2.  If you've accomplished #1 above, you can quickly get something running and test that our code is working as expected, by changing to the 'scripts' directory and executing:
	
	./fatCompare.sh

After execution, check the 'plots' directory for fatCompare.pdf. The values > 1 indicate that many more servers could have been added to Jellyfish while still achieving full throughput. Note that the script runs only 3 sizes for comparison with only 3 runs each for this quick demo. You can look at fatCompare.sh and uncomment a clearly marked line to be able to run the comparison for many sizes, and see a more meaningful plot result.

3.  The other scripts in 'scripts' plot various other results from our papers. The clean.sh script deletes all temporary / data / result / plot files. The lpRun.sh script has already been discussed above.

4.  You can write similar scripts to the ones in 'scripts' to run the multitude of graph types we have made available in lpmaker/graphs. All the results in our papers have been generated using variations of these scripts!

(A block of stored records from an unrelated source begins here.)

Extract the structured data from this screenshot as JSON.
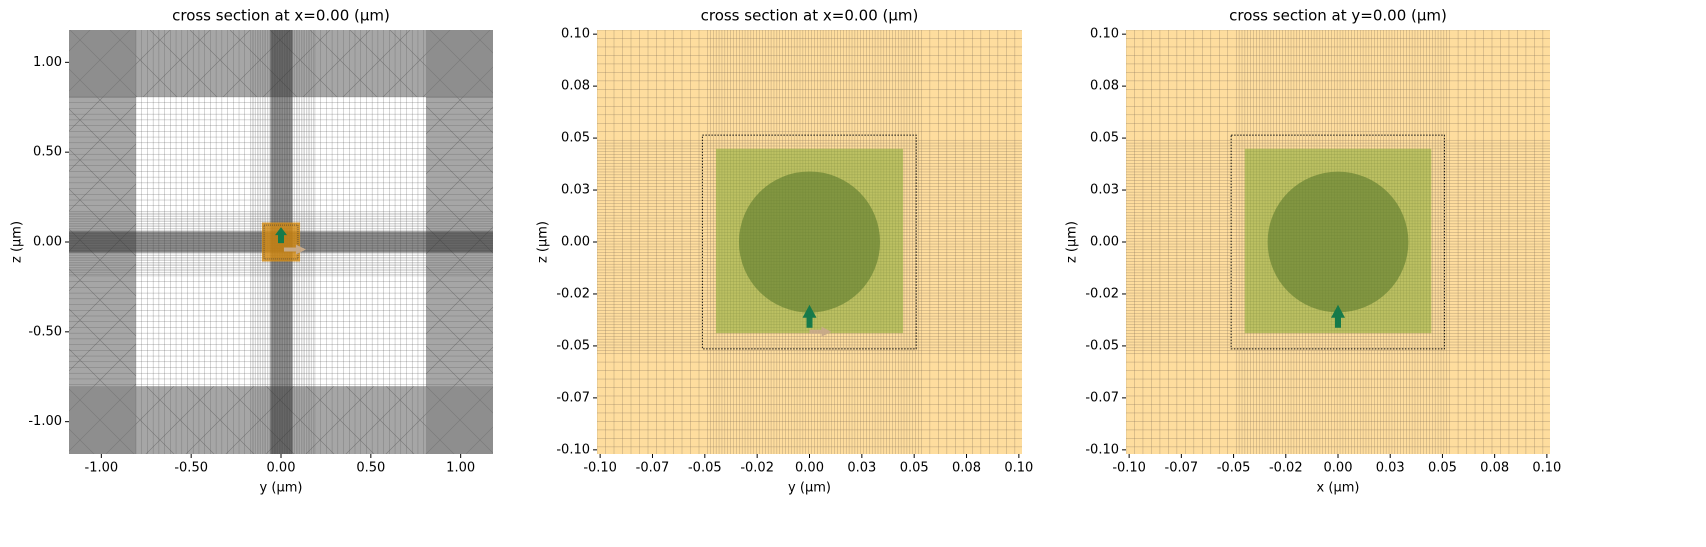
{
  "chart_data": [
    {
      "type": "structure",
      "title": "cross section at x=0.00 (μm)",
      "x_label": "y (μm)",
      "y_label": "z (μm)",
      "xlim": [
        -1.18,
        1.18
      ],
      "ylim": [
        -1.18,
        1.18
      ],
      "xticks": [
        {
          "value": -1,
          "label": "-1.00"
        },
        {
          "value": -0.5,
          "label": "-0.50"
        },
        {
          "value": 0,
          "label": "0.00"
        },
        {
          "value": 0.5,
          "label": "0.50"
        },
        {
          "value": 1,
          "label": "1.00"
        }
      ],
      "yticks": [
        {
          "value": -1,
          "label": "-1.00"
        },
        {
          "value": -0.5,
          "label": "-0.50"
        },
        {
          "value": 0,
          "label": "0.00"
        },
        {
          "value": 0.5,
          "label": "0.50"
        },
        {
          "value": 1,
          "label": "1.00"
        }
      ]
    },
    {
      "type": "structure",
      "title": "cross section at x=0.00 (μm)",
      "x_label": "y (μm)",
      "y_label": "z (μm)",
      "xlim": [
        -0.1015,
        0.1015
      ],
      "ylim": [
        -0.102,
        0.102
      ],
      "xticks": [
        {
          "value": -0.1,
          "label": "-0.10"
        },
        {
          "value": -0.075,
          "label": "-0.07"
        },
        {
          "value": -0.05,
          "label": "-0.05"
        },
        {
          "value": -0.025,
          "label": "-0.02"
        },
        {
          "value": 0,
          "label": "0.00"
        },
        {
          "value": 0.025,
          "label": "0.03"
        },
        {
          "value": 0.05,
          "label": "0.05"
        },
        {
          "value": 0.075,
          "label": "0.08"
        },
        {
          "value": 0.1,
          "label": "0.10"
        }
      ],
      "yticks": [
        {
          "value": -0.1,
          "label": "-0.10"
        },
        {
          "value": -0.075,
          "label": "-0.07"
        },
        {
          "value": -0.05,
          "label": "-0.05"
        },
        {
          "value": -0.025,
          "label": "-0.02"
        },
        {
          "value": 0,
          "label": "0.00"
        },
        {
          "value": 0.025,
          "label": "0.03"
        },
        {
          "value": 0.05,
          "label": "0.05"
        },
        {
          "value": 0.075,
          "label": "0.08"
        },
        {
          "value": 0.1,
          "label": "0.10"
        }
      ]
    },
    {
      "type": "structure",
      "title": "cross section at y=0.00 (μm)",
      "x_label": "x (μm)",
      "y_label": "z (μm)",
      "xlim": [
        -0.1015,
        0.1015
      ],
      "ylim": [
        -0.102,
        0.102
      ],
      "xticks": [
        {
          "value": -0.1,
          "label": "-0.10"
        },
        {
          "value": -0.075,
          "label": "-0.07"
        },
        {
          "value": -0.05,
          "label": "-0.05"
        },
        {
          "value": -0.025,
          "label": "-0.02"
        },
        {
          "value": 0,
          "label": "0.00"
        },
        {
          "value": 0.025,
          "label": "0.03"
        },
        {
          "value": 0.05,
          "label": "0.05"
        },
        {
          "value": 0.075,
          "label": "0.08"
        },
        {
          "value": 0.1,
          "label": "0.10"
        }
      ],
      "yticks": [
        {
          "value": -0.1,
          "label": "-0.10"
        },
        {
          "value": -0.075,
          "label": "-0.07"
        },
        {
          "value": -0.05,
          "label": "-0.05"
        },
        {
          "value": -0.025,
          "label": "-0.02"
        },
        {
          "value": 0,
          "label": "0.00"
        },
        {
          "value": 0.025,
          "label": "0.03"
        },
        {
          "value": 0.05,
          "label": "0.05"
        },
        {
          "value": 0.075,
          "label": "0.08"
        },
        {
          "value": 0.1,
          "label": "0.10"
        }
      ]
    }
  ]
}
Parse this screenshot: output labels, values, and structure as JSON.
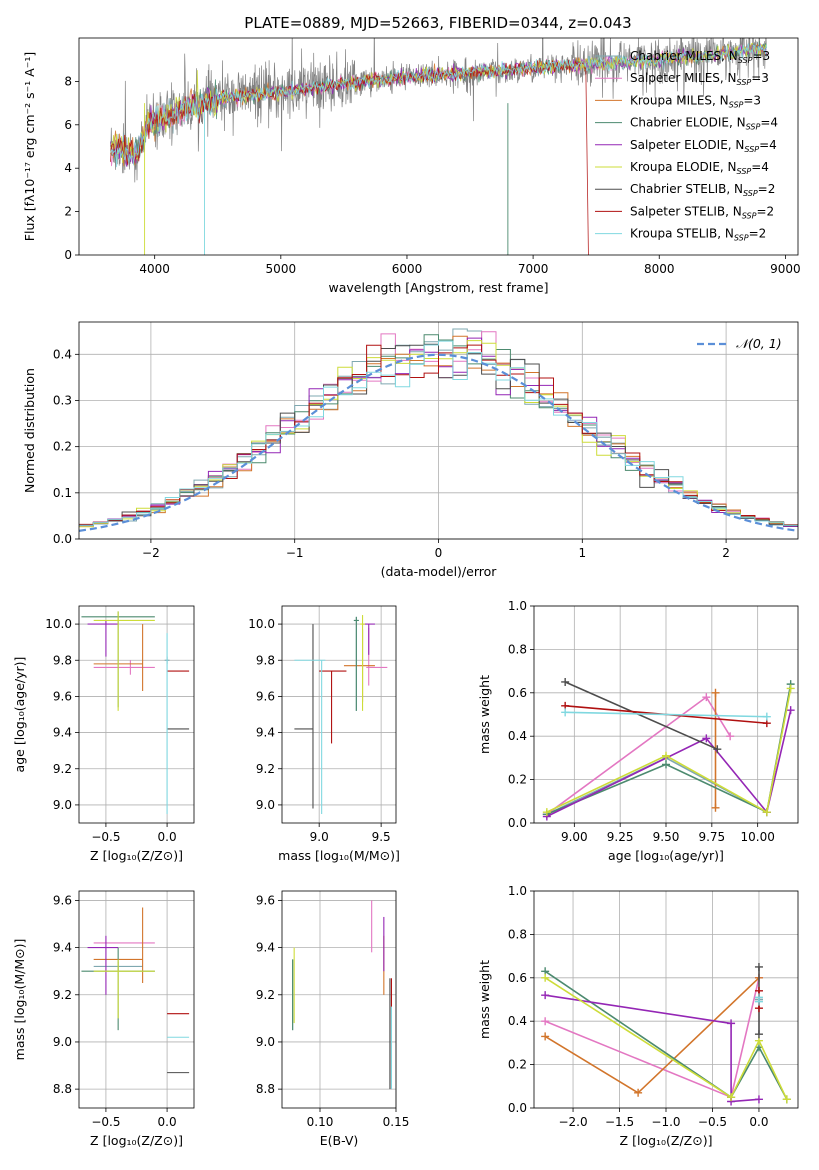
{
  "figure_title": "PLATE=0889, MJD=52663, FIBERID=0344, z=0.043",
  "models": [
    {
      "name": "Chabrier MILES",
      "nssp": "3",
      "color": "#7fa8b0"
    },
    {
      "name": "Salpeter MILES",
      "nssp": "3",
      "color": "#e377c2"
    },
    {
      "name": "Kroupa MILES",
      "nssp": "3",
      "color": "#d2752b"
    },
    {
      "name": "Chabrier ELODIE",
      "nssp": "4",
      "color": "#4c8a6f"
    },
    {
      "name": "Salpeter ELODIE",
      "nssp": "4",
      "color": "#9426b5"
    },
    {
      "name": "Kroupa ELODIE",
      "nssp": "4",
      "color": "#cddc39"
    },
    {
      "name": "Chabrier STELIB",
      "nssp": "2",
      "color": "#4d4d4d"
    },
    {
      "name": "Salpeter STELIB",
      "nssp": "2",
      "color": "#b01010"
    },
    {
      "name": "Kroupa STELIB",
      "nssp": "2",
      "color": "#80d8e0"
    }
  ],
  "nssp_prefix": "N",
  "nssp_sub": "SSP",
  "chart_data": [
    {
      "id": "spectrum",
      "type": "line",
      "xlabel": "wavelength [Angstrom, rest frame]",
      "ylabel": "Flux [fλ10⁻¹⁷ erg cm⁻² s⁻¹ A⁻¹]",
      "xlim": [
        3400,
        9100
      ],
      "ylim": [
        0,
        10
      ],
      "xticks": [
        4000,
        5000,
        6000,
        7000,
        8000,
        9000
      ],
      "yticks": [
        0,
        2,
        4,
        6,
        8
      ],
      "grid": false,
      "legend": "right",
      "data_color": "#808080",
      "data_x_range": [
        3650,
        8850
      ],
      "continuum": [
        [
          3650,
          5.0
        ],
        [
          3850,
          4.6
        ],
        [
          3950,
          6.0
        ],
        [
          4300,
          6.9
        ],
        [
          4600,
          7.3
        ],
        [
          5000,
          7.5
        ],
        [
          5500,
          7.9
        ],
        [
          6000,
          8.2
        ],
        [
          6500,
          8.4
        ],
        [
          7000,
          8.6
        ],
        [
          7500,
          8.8
        ],
        [
          8000,
          9.0
        ],
        [
          8500,
          9.3
        ],
        [
          8850,
          9.5
        ]
      ]
    },
    {
      "id": "residuals",
      "type": "histogram",
      "xlabel": "(data-model)/error",
      "ylabel": "Normed distribution",
      "xlim": [
        -2.5,
        2.5
      ],
      "ylim": [
        0,
        0.47
      ],
      "xticks": [
        -2,
        -1,
        0,
        1,
        2
      ],
      "yticks": [
        0.0,
        0.1,
        0.2,
        0.3,
        0.4
      ],
      "grid": true,
      "legend": "top-right",
      "gaussian_label": "𝒩(0, 1)",
      "gaussian_color": "#5b8fd8",
      "bin_width": 0.1
    },
    {
      "id": "age-vs-Z",
      "type": "scatter",
      "xlabel": "Z [log₁₀(Z/Z⊙)]",
      "ylabel": "age  [log₁₀(age/yr)]",
      "xlim": [
        -0.72,
        0.22
      ],
      "ylim": [
        8.9,
        10.1
      ],
      "xticks": [
        -0.5,
        0.0
      ],
      "yticks": [
        9.0,
        9.2,
        9.4,
        9.6,
        9.8,
        10.0
      ],
      "grid": true,
      "points": [
        {
          "m": 0,
          "x": 0.0,
          "y": 9.8,
          "ex": [
            0.02,
            0.02
          ],
          "ey": [
            0.02,
            0.02
          ]
        },
        {
          "m": 1,
          "x": -0.3,
          "y": 9.76,
          "ex": [
            0.3,
            0.2
          ],
          "ey": [
            0.04,
            0.04
          ]
        },
        {
          "m": 2,
          "x": -0.2,
          "y": 9.78,
          "ex": [
            0.4,
            0.0
          ],
          "ey": [
            0.15,
            0.22
          ]
        },
        {
          "m": 3,
          "x": -0.4,
          "y": 10.04,
          "ex": [
            0.3,
            0.3
          ],
          "ey": [
            0.5,
            0.03
          ]
        },
        {
          "m": 4,
          "x": -0.5,
          "y": 10.0,
          "ex": [
            0.15,
            0.1
          ],
          "ey": [
            0.18,
            0.02
          ]
        },
        {
          "m": 5,
          "x": -0.4,
          "y": 10.02,
          "ex": [
            0.2,
            0.3
          ],
          "ey": [
            0.5,
            0.05
          ]
        },
        {
          "m": 6,
          "x": 0.0,
          "y": 9.42,
          "ex": [
            0.0,
            0.18
          ],
          "ey": [
            0.0,
            0.0
          ]
        },
        {
          "m": 7,
          "x": 0.0,
          "y": 9.74,
          "ex": [
            0.0,
            0.18
          ],
          "ey": [
            0.0,
            0.0
          ]
        },
        {
          "m": 8,
          "x": 0.0,
          "y": 9.6,
          "ex": [
            0.0,
            0.0
          ],
          "ey": [
            0.65,
            0.35
          ]
        }
      ]
    },
    {
      "id": "age-vs-mass",
      "type": "scatter",
      "xlabel": "mass [log₁₀(M/M⊙)]",
      "ylabel": "",
      "xlim": [
        8.7,
        9.62
      ],
      "ylim": [
        8.9,
        10.1
      ],
      "xticks": [
        9.0,
        9.5
      ],
      "yticks": [
        9.0,
        9.2,
        9.4,
        9.6,
        9.8,
        10.0
      ],
      "grid": true,
      "points": [
        {
          "m": 0,
          "x": 9.3,
          "y": 10.02,
          "ex": [
            0.02,
            0.02
          ],
          "ey": [
            0.5,
            0.02
          ]
        },
        {
          "m": 1,
          "x": 9.4,
          "y": 9.76,
          "ex": [
            0.02,
            0.15
          ],
          "ey": [
            0.1,
            0.22
          ]
        },
        {
          "m": 2,
          "x": 9.35,
          "y": 9.77,
          "ex": [
            0.15,
            0.1
          ],
          "ey": [
            0.2,
            0.2
          ]
        },
        {
          "m": 3,
          "x": 9.3,
          "y": 10.02,
          "ex": [
            0.02,
            0.02
          ],
          "ey": [
            0.5,
            0.02
          ]
        },
        {
          "m": 4,
          "x": 9.4,
          "y": 10.0,
          "ex": [
            0.05,
            0.05
          ],
          "ey": [
            0.17,
            0.0
          ]
        },
        {
          "m": 5,
          "x": 9.35,
          "y": 10.0,
          "ex": [
            0.02,
            0.02
          ],
          "ey": [
            0.48,
            0.05
          ]
        },
        {
          "m": 6,
          "x": 8.95,
          "y": 9.42,
          "ex": [
            0.15,
            0.0
          ],
          "ey": [
            0.44,
            0.58
          ]
        },
        {
          "m": 7,
          "x": 9.1,
          "y": 9.74,
          "ex": [
            0.1,
            0.12
          ],
          "ey": [
            0.4,
            0.0
          ]
        },
        {
          "m": 8,
          "x": 9.02,
          "y": 9.8,
          "ex": [
            0.22,
            0.03
          ],
          "ey": [
            0.85,
            0.0
          ]
        }
      ]
    },
    {
      "id": "weight-vs-age",
      "type": "line",
      "xlabel": "age  [log₁₀(age/yr)]",
      "ylabel": "mass weight",
      "xlim": [
        8.78,
        10.22
      ],
      "ylim": [
        0,
        1
      ],
      "xticks": [
        9.0,
        9.25,
        9.5,
        9.75,
        10.0
      ],
      "yticks": [
        0.0,
        0.2,
        0.4,
        0.6,
        0.8,
        1.0
      ],
      "grid": true,
      "series": [
        {
          "m": 0,
          "x": [
            8.85,
            9.5,
            10.05
          ],
          "y": [
            0.04,
            0.3,
            0.05
          ]
        },
        {
          "m": 1,
          "x": [
            8.85,
            9.72,
            9.85
          ],
          "y": [
            0.04,
            0.58,
            0.4
          ]
        },
        {
          "m": 2,
          "x": [
            9.77,
            9.77
          ],
          "y": [
            0.07,
            0.6
          ]
        },
        {
          "m": 3,
          "x": [
            8.85,
            9.5,
            10.05,
            10.18
          ],
          "y": [
            0.04,
            0.27,
            0.05,
            0.64
          ]
        },
        {
          "m": 4,
          "x": [
            8.85,
            9.72,
            10.05,
            10.18
          ],
          "y": [
            0.03,
            0.39,
            0.05,
            0.52
          ]
        },
        {
          "m": 5,
          "x": [
            8.85,
            9.5,
            10.05,
            10.18
          ],
          "y": [
            0.05,
            0.31,
            0.05,
            0.62
          ]
        },
        {
          "m": 6,
          "x": [
            8.95,
            9.78
          ],
          "y": [
            0.65,
            0.34
          ]
        },
        {
          "m": 7,
          "x": [
            8.95,
            10.05
          ],
          "y": [
            0.54,
            0.46
          ]
        },
        {
          "m": 8,
          "x": [
            8.95,
            10.05
          ],
          "y": [
            0.51,
            0.49
          ]
        }
      ]
    },
    {
      "id": "mass-vs-Z",
      "type": "scatter",
      "xlabel": "Z [log₁₀(Z/Z⊙)]",
      "ylabel": "mass [log₁₀(M/M⊙)]",
      "xlim": [
        -0.72,
        0.22
      ],
      "ylim": [
        8.72,
        9.64
      ],
      "xticks": [
        -0.5,
        0.0
      ],
      "yticks": [
        8.8,
        9.0,
        9.2,
        9.4,
        9.6
      ],
      "grid": true,
      "points": [
        {
          "m": 0,
          "x": -0.4,
          "y": 9.32,
          "ex": [
            0.2,
            0.2
          ],
          "ey": [
            0.02,
            0.02
          ]
        },
        {
          "m": 1,
          "x": -0.3,
          "y": 9.42,
          "ex": [
            0.3,
            0.2
          ],
          "ey": [
            0.0,
            0.0
          ]
        },
        {
          "m": 2,
          "x": -0.2,
          "y": 9.35,
          "ex": [
            0.4,
            0.0
          ],
          "ey": [
            0.1,
            0.22
          ]
        },
        {
          "m": 3,
          "x": -0.4,
          "y": 9.3,
          "ex": [
            0.3,
            0.3
          ],
          "ey": [
            0.25,
            0.1
          ]
        },
        {
          "m": 4,
          "x": -0.5,
          "y": 9.4,
          "ex": [
            0.15,
            0.1
          ],
          "ey": [
            0.2,
            0.05
          ]
        },
        {
          "m": 5,
          "x": -0.4,
          "y": 9.3,
          "ex": [
            0.2,
            0.3
          ],
          "ey": [
            0.2,
            0.05
          ]
        },
        {
          "m": 6,
          "x": 0.0,
          "y": 8.87,
          "ex": [
            0.0,
            0.18
          ],
          "ey": [
            0.0,
            0.0
          ]
        },
        {
          "m": 7,
          "x": 0.0,
          "y": 9.12,
          "ex": [
            0.0,
            0.18
          ],
          "ey": [
            0.0,
            0.0
          ]
        },
        {
          "m": 8,
          "x": 0.0,
          "y": 9.02,
          "ex": [
            0.0,
            0.18
          ],
          "ey": [
            0.0,
            0.0
          ]
        }
      ]
    },
    {
      "id": "mass-vs-EBV",
      "type": "scatter",
      "xlabel": "E(B-V)",
      "ylabel": "",
      "xlim": [
        0.075,
        0.15
      ],
      "ylim": [
        8.72,
        9.64
      ],
      "xticks": [
        0.1,
        0.15
      ],
      "yticks": [
        8.8,
        9.0,
        9.2,
        9.4,
        9.6
      ],
      "grid": true,
      "points": [
        {
          "m": 0,
          "x": 0.082,
          "y": 9.3,
          "ex": [
            0.0,
            0.0
          ],
          "ey": [
            0.25,
            0.05
          ]
        },
        {
          "m": 1,
          "x": 0.134,
          "y": 9.48,
          "ex": [
            0.0,
            0.0
          ],
          "ey": [
            0.1,
            0.12
          ]
        },
        {
          "m": 2,
          "x": 0.142,
          "y": 9.35,
          "ex": [
            0.0,
            0.0
          ],
          "ey": [
            0.15,
            0.1
          ]
        },
        {
          "m": 3,
          "x": 0.082,
          "y": 9.3,
          "ex": [
            0.0,
            0.0
          ],
          "ey": [
            0.25,
            0.05
          ]
        },
        {
          "m": 4,
          "x": 0.142,
          "y": 9.45,
          "ex": [
            0.0,
            0.0
          ],
          "ey": [
            0.15,
            0.08
          ]
        },
        {
          "m": 5,
          "x": 0.083,
          "y": 9.28,
          "ex": [
            0.0,
            0.0
          ],
          "ey": [
            0.2,
            0.12
          ]
        },
        {
          "m": 6,
          "x": 0.146,
          "y": 9.0,
          "ex": [
            0.0,
            0.0
          ],
          "ey": [
            0.2,
            0.27
          ]
        },
        {
          "m": 7,
          "x": 0.147,
          "y": 9.1,
          "ex": [
            0.0,
            0.0
          ],
          "ey": [
            0.3,
            0.17
          ]
        },
        {
          "m": 8,
          "x": 0.147,
          "y": 9.0,
          "ex": [
            0.0,
            0.0
          ],
          "ey": [
            0.2,
            0.15
          ]
        }
      ]
    },
    {
      "id": "weight-vs-Z",
      "type": "line",
      "xlabel": "Z [log₁₀(Z/Z⊙)]",
      "ylabel": "mass weight",
      "xlim": [
        -2.42,
        0.42
      ],
      "ylim": [
        0,
        1
      ],
      "xticks": [
        -2.0,
        -1.5,
        -1.0,
        -0.5,
        0.0
      ],
      "yticks": [
        0.0,
        0.2,
        0.4,
        0.6,
        0.8,
        1.0
      ],
      "grid": true,
      "series": [
        {
          "m": 0,
          "x": [
            0.0,
            0.0
          ],
          "y": [
            0.5,
            0.5
          ]
        },
        {
          "m": 1,
          "x": [
            -2.3,
            -0.3,
            0.0
          ],
          "y": [
            0.4,
            0.05,
            0.6
          ]
        },
        {
          "m": 2,
          "x": [
            -2.3,
            -1.3,
            0.0
          ],
          "y": [
            0.33,
            0.07,
            0.6
          ]
        },
        {
          "m": 3,
          "x": [
            -2.3,
            -0.3,
            0.0,
            0.3
          ],
          "y": [
            0.63,
            0.05,
            0.28,
            0.04
          ]
        },
        {
          "m": 4,
          "x": [
            -2.3,
            -0.3,
            -0.3,
            0.0
          ],
          "y": [
            0.52,
            0.39,
            0.03,
            0.04
          ]
        },
        {
          "m": 5,
          "x": [
            -2.3,
            -0.3,
            0.0,
            0.3
          ],
          "y": [
            0.6,
            0.05,
            0.31,
            0.04
          ]
        },
        {
          "m": 6,
          "x": [
            0.0,
            0.0
          ],
          "y": [
            0.34,
            0.65
          ]
        },
        {
          "m": 7,
          "x": [
            0.0,
            0.0
          ],
          "y": [
            0.46,
            0.54
          ]
        },
        {
          "m": 8,
          "x": [
            0.0,
            0.0
          ],
          "y": [
            0.49,
            0.51
          ]
        }
      ]
    }
  ]
}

5.  Paper (3) includes results on a large number of real-world graphs. These can be found in 'graphrepo'.

NOTES
-----
* Error handling is poor at this time. For example, if you're running networks that are too large, there will be memory errors etc. These have not been gracefully handled so far.

* In order to support scalability under all-to-all traffic, a simplified version of the LP has been added. While both the LPs yield the same result, the new version runs faster under dense traffic matrices such as all-to-all. Please note that the results in the papers were computed using the old version.

* This README, another README in upperBound, our papers mentioned above, and the comments in the code are the entirety of the documentation available. You can reach us at the email addresses mentioned above for other queries. Help is not promised, but if we have time, we can look into it.

* The scripts use gnuplot 4.4 or higher (for the pdfcairo terminal). But if you don't have it, you can still get the result files in 'resultfiles' and plot them whichever way you like.

* Facebook traffic matrices were retrieved from Roy et. al. [SIGCOMM'15]. We derive approximate relative weights through image processing on the traffic heatmaps. Please mail us to obtain these TMs. Absolute traffic values are not available.